Waugh, Rex Whistler and the English Martyrs

Peter Hitchens has written an essay entitled “Latimer and Ridley Are Forgotten: A Protestant Understanding of England’s Martyrs.” This appears in the current issue of First Things, a nonsectarian religious journal. He argues that Roman Catholics have more effectively promoted their martyrs in the cause of their religion in England than has been the case with martyrs for the Anglican cause. His arguments are intended to put both sets of martyrdoms into a more balanced historic context.

In the course of his essay, he refers to a painting depicting Roman Catholic martyrs done by Rex Whistler. According to Hitchens, the Roman Catholics:

… needed a martyrs’ memorial. [Thomas] More and Fisher, like Latimer, Ridley, and Cranmer, were undeniably great and courageous Englishmen, and eloquent ones, too. One especially potent use of their memory can be found in St Wilfrid’s Chapel in the Brompton Oratory in London, perhaps the supreme headquarters of Catholic militancy in England. Above the altar of the English martyrs, in a side chapel of this majestic church, is a powerfully sinister and suggestively grim mural. It looks very old, but it was painted in 1938 by Rex Whistler (who is possibly the model for Charles Ryder in Evelyn Waugh’s Brideshead Revisited). It depicts executions at Tyburn, London’s principal place for such things, and is flanked by idealized portraits of More and Fisher.

The execution scene is a masterpiece. The callous, lumpish crowd, backs turned on us, watches as several bodies dangle from a triangular gibbet. …  A strong impression of evil and cruelty comes out of the frame, as I am sure it is meant to do. I would not want an impressionable child to see it. It is one of the most powerful pieces of propaganda I have ever experienced. When I recently revisited it, I was astonished to find how small it actually is. I had remembered it as huge.

But it is not quite true. It does not make the point it seeks to make. More and Fisher died for political offenses at the hands of a Catholic coreligionist [Henry VIII] who believed in the Real Presence and other essentials of the unreformed faith until the day he died, excommunication or no excommunication.
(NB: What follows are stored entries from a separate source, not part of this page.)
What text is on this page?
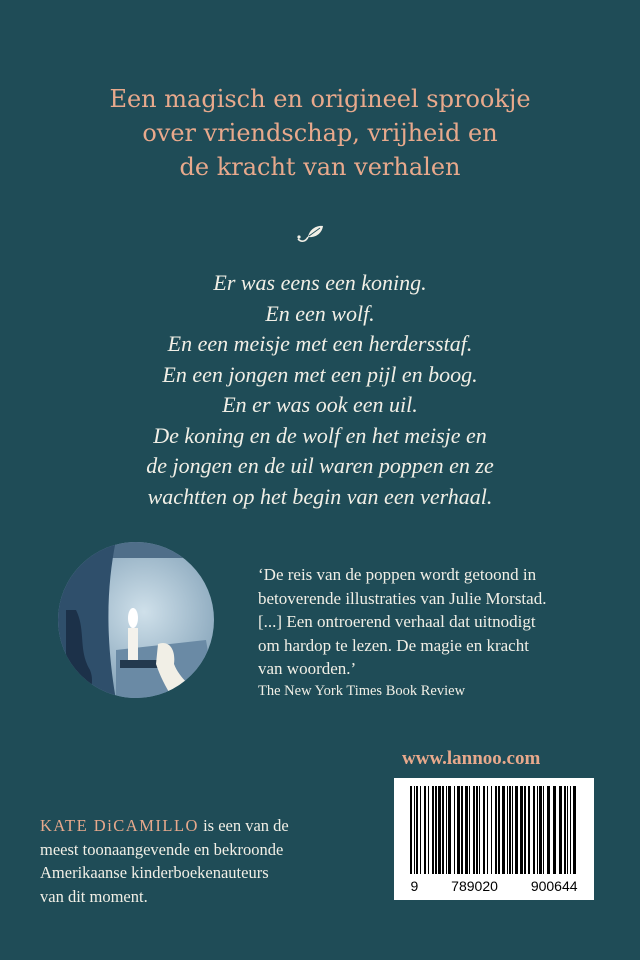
Een magisch en origineel sprookje
over vriendschap, vrijheid en
de kracht van verhalen
Er was eens een koning.
En een wolf.
En een meisje met een herdersstaf.
En een jongen met een pijl en boog.
En er was ook een uil.
De koning en de wolf en het meisje en
de jongen en de uil waren poppen en ze
wachtten op het begin van een verhaal.
‘De reis van de poppen wordt getoond in
betoverende illustraties van Julie Morstad.
[...] Een ontroerend verhaal dat uitnodigt
om hardop te lezen. De magie en kracht
van woorden.’
The New York Times Book Review
www.lannoo.com
9 789020 900644
KATE DiCAMILLO is een van de
meest toonaangevende en bekroonde
Amerikaanse kinderboekenauteurs
van dit moment.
Nor did More and Fisher die amid the crowded squalor of Tyburn, on a gibbet or in the flames. They were beheaded, a swift and merciful death by the standards of the age, at Tower Hill. Whistler’s gruesome picture…refers to something entirely different.

This is said to be Whistler’s only painting of a religious subject. He was not a Roman Catholic. Waugh knew him through mutual friends such as Diana Cooper. Waugh also used Whistler’s drawings to illustrate his postwar pamphlet Wine in Peace and War and commented on his work in letters and essays. He is also the model for a minor character in Scoop. But so far as I am aware, Waugh never mentions this religious painting in the Brompton Oratory, although he was surely aware if it. It was painted only after Waugh wrote Edmund Campion in 1935, which also deals with the subject of martyrdom. According to Whistler’s biographers, the painting was stolen in 1983, but there are photos on the internet (although these may depict a restored copy). The biographies offer little by way explanation of how Whistler came by the commision to paint it.